On the other hand, min and max do work on iterators, which gives them a use apart from any particular object. This is straightforward, so I'll just give an example:
import random
def foo():
for i in range(10):
yield random.randint(0, 100)
print max(foo())
However, there are no __min__ or __max__ methods to override its behavior, so there's no consistent way to provide efficient searching for sorted containers. If a container is sorted on the same key that you're searching, min/max are O(1) operations instead of O(n), and the only way to expose that is by a different, inconsistent method. (This could be fixed in the language relatively easily, of course.)

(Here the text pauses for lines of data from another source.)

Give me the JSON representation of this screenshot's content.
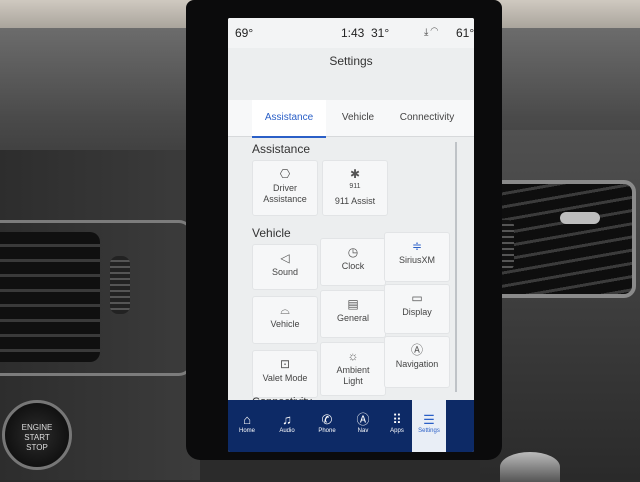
{
  "status_bar": {
    "outside_temp": "69°",
    "time": "1:43",
    "inside_temp": "31°",
    "right_temp": "61°",
    "icons": [
      "no-phone-icon",
      "wifi-icon"
    ]
  },
  "page_title": "Settings",
  "tabs": [
    {
      "label": "Assistance",
      "active": true
    },
    {
      "label": "Vehicle",
      "active": false
    },
    {
      "label": "Connectivity",
      "active": false
    }
  ],
  "sections": {
    "assistance": {
      "heading": "Assistance",
      "tiles": [
        {
          "label_1": "Driver",
          "label_2": "Assistance",
          "icon": "driver-assist-icon"
        },
        {
          "badge": "911",
          "label_1": "911 Assist",
          "icon": "asterisk-icon"
        }
      ]
    },
    "vehicle": {
      "heading": "Vehicle",
      "tiles": [
        {
          "label_1": "Sound",
          "icon": "speaker-icon"
        },
        {
          "label_1": "Clock",
          "icon": "clock-icon"
        },
        {
          "label_1": "SiriusXM",
          "icon": "siriusxm-icon"
        },
        {
          "label_1": "Vehicle",
          "icon": "car-icon"
        },
        {
          "label_1": "General",
          "icon": "keyboard-icon"
        },
        {
          "label_1": "Display",
          "icon": "display-icon"
        },
        {
          "label_1": "Valet Mode",
          "icon": "valet-lock-icon"
        },
        {
          "label_1": "Ambient",
          "label_2": "Light",
          "icon": "ambient-light-icon"
        },
        {
          "label_1": "Navigation",
          "icon": "navigation-icon"
        }
      ]
    },
    "connectivity_heading": "Connectivity"
  },
  "bottom_nav": [
    {
      "label": "Home",
      "icon": "home-icon",
      "active": false
    },
    {
      "label": "Audio",
      "icon": "music-note-icon",
      "active": false
    },
    {
      "label": "Phone",
      "icon": "phone-icon",
      "active": false
    },
    {
      "label": "Nav",
      "icon": "nav-arrow-icon",
      "active": false
    },
    {
      "label": "Apps",
      "icon": "apps-grid-icon",
      "active": false
    },
    {
      "label": "Settings",
      "icon": "settings-sliders-icon",
      "active": true
    }
  ],
  "console": {
    "engine_button_line_1": "ENGINE",
    "engine_button_line_2": "START",
    "engine_button_line_3": "STOP"
  },
  "colors": {
    "accent": "#2a5fc7",
    "nav_bar": "#0d2a66",
    "screen_bg": "#eceeef"
  }
}
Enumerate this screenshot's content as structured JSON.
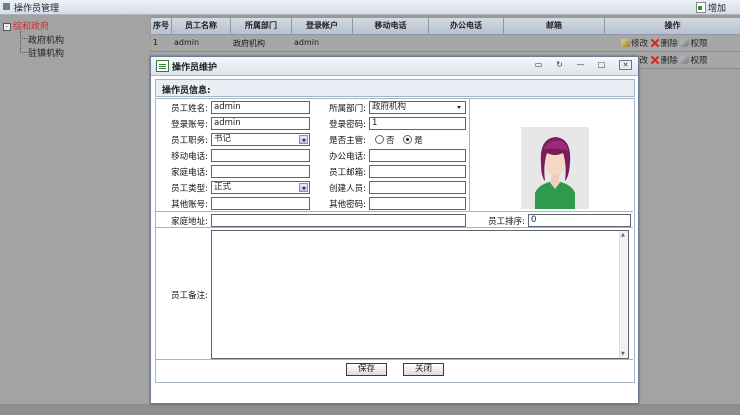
{
  "topbar": {
    "title": "操作员管理",
    "add_label": "增加"
  },
  "tree": {
    "root": "综和政府",
    "children": [
      "政府机构",
      "驻镇机构"
    ]
  },
  "grid": {
    "headers": [
      "序号",
      "员工名称",
      "所属部门",
      "登录帐户",
      "移动电话",
      "办公电话",
      "邮箱",
      "操作"
    ],
    "rows": [
      {
        "no": "1",
        "name": "admin",
        "dept": "政府机构",
        "account": "admin",
        "mobile": "",
        "office": "",
        "email": ""
      }
    ],
    "actions": {
      "edit": "修改",
      "delete": "删除",
      "perm": "权限"
    }
  },
  "dialog": {
    "title": "操作员维护",
    "section": "操作员信息:",
    "labels": {
      "name": "员工姓名:",
      "dept": "所属部门:",
      "account": "登录账号:",
      "password": "登录密码:",
      "position": "员工职务:",
      "is_manager": "是否主管:",
      "mobile": "移动电话:",
      "office_phone": "办公电话:",
      "home_phone": "家庭电话:",
      "email": "员工邮箱:",
      "type": "员工类型:",
      "creator": "创建人员:",
      "other_account": "其他账号:",
      "other_password": "其他密码:",
      "address": "家庭地址:",
      "order": "员工排序:",
      "remark": "员工备注:"
    },
    "values": {
      "name": "admin",
      "dept": "政府机构",
      "account": "admin",
      "password": "1",
      "position": "书记",
      "mobile": "",
      "office_phone": "",
      "home_phone": "",
      "email": "",
      "type": "正式",
      "creator": "",
      "other_account": "",
      "other_password": "",
      "address": "",
      "order": "0",
      "remark": ""
    },
    "manager_options": {
      "no": "否",
      "yes": "是",
      "selected": "yes"
    },
    "save_label": "保存",
    "close_label": "关闭"
  }
}
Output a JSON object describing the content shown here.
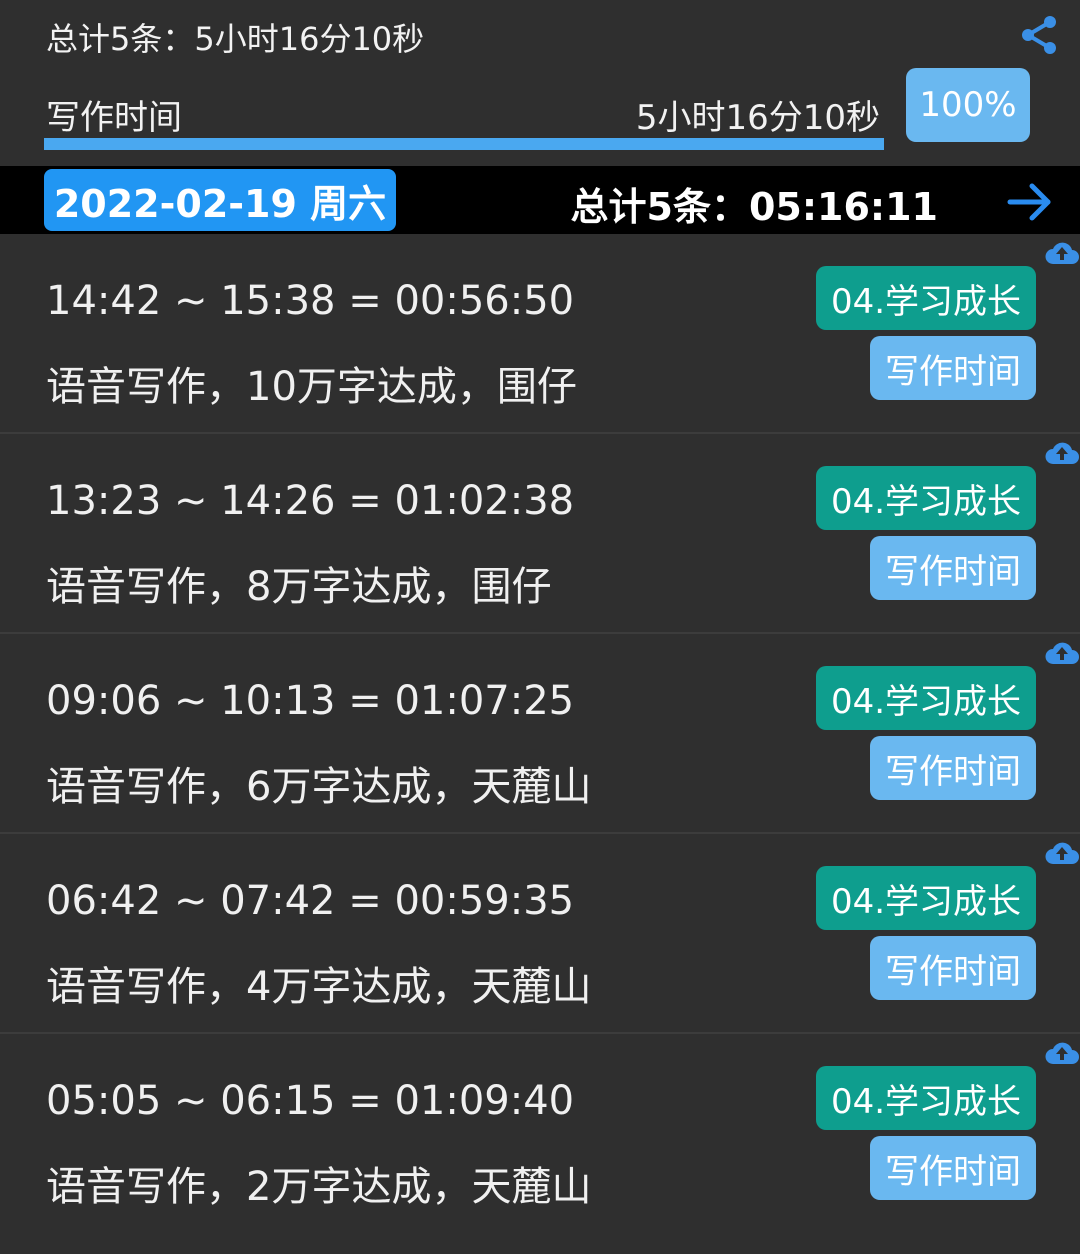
{
  "summary": {
    "total_text": "总计5条：5小时16分10秒",
    "category_label": "写作时间",
    "category_duration": "5小时16分10秒",
    "percent_text": "100%",
    "progress": 1.0
  },
  "date_bar": {
    "date_label": "2022-02-19 周六",
    "total_text": "总计5条：05:16:11"
  },
  "icons": {
    "share": "share-icon",
    "next": "arrow-right-icon",
    "upload": "cloud-upload-icon"
  },
  "colors": {
    "accent": "#2196f3",
    "tag_teal": "#0e9e8e",
    "tag_blue": "#6ab8f0"
  },
  "entries": [
    {
      "time_range": "14:42 ~ 15:38 = 00:56:50",
      "note": "语音写作，10万字达成，围仔",
      "category": "04.学习成长",
      "subcategory": "写作时间"
    },
    {
      "time_range": "13:23 ~ 14:26 = 01:02:38",
      "note": "语音写作，8万字达成，围仔",
      "category": "04.学习成长",
      "subcategory": "写作时间"
    },
    {
      "time_range": "09:06 ~ 10:13 = 01:07:25",
      "note": "语音写作，6万字达成，天麓山",
      "category": "04.学习成长",
      "subcategory": "写作时间"
    },
    {
      "time_range": "06:42 ~ 07:42 = 00:59:35",
      "note": "语音写作，4万字达成，天麓山",
      "category": "04.学习成长",
      "subcategory": "写作时间"
    },
    {
      "time_range": "05:05 ~ 06:15 = 01:09:40",
      "note": "语音写作，2万字达成，天麓山",
      "category": "04.学习成长",
      "subcategory": "写作时间"
    }
  ]
}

To follow up with another issue with this: it prevents use of Python's method binding. As a simple, contrived example, you can do this to supply a function to add values to a list:
def add(f):
f(1)
f(2)
f(3)
lst = []
add(lst.append)
print lst
and this works on all member functions. You can't do that with min, max or len, though, since they're not methods of the object they operate on. Instead, you have to resort to functools.partial, a clumsy second-class workaround common in other languages.
Of course, this is an uncommon case; but it's the uncommon cases that tell us about a language's consistency.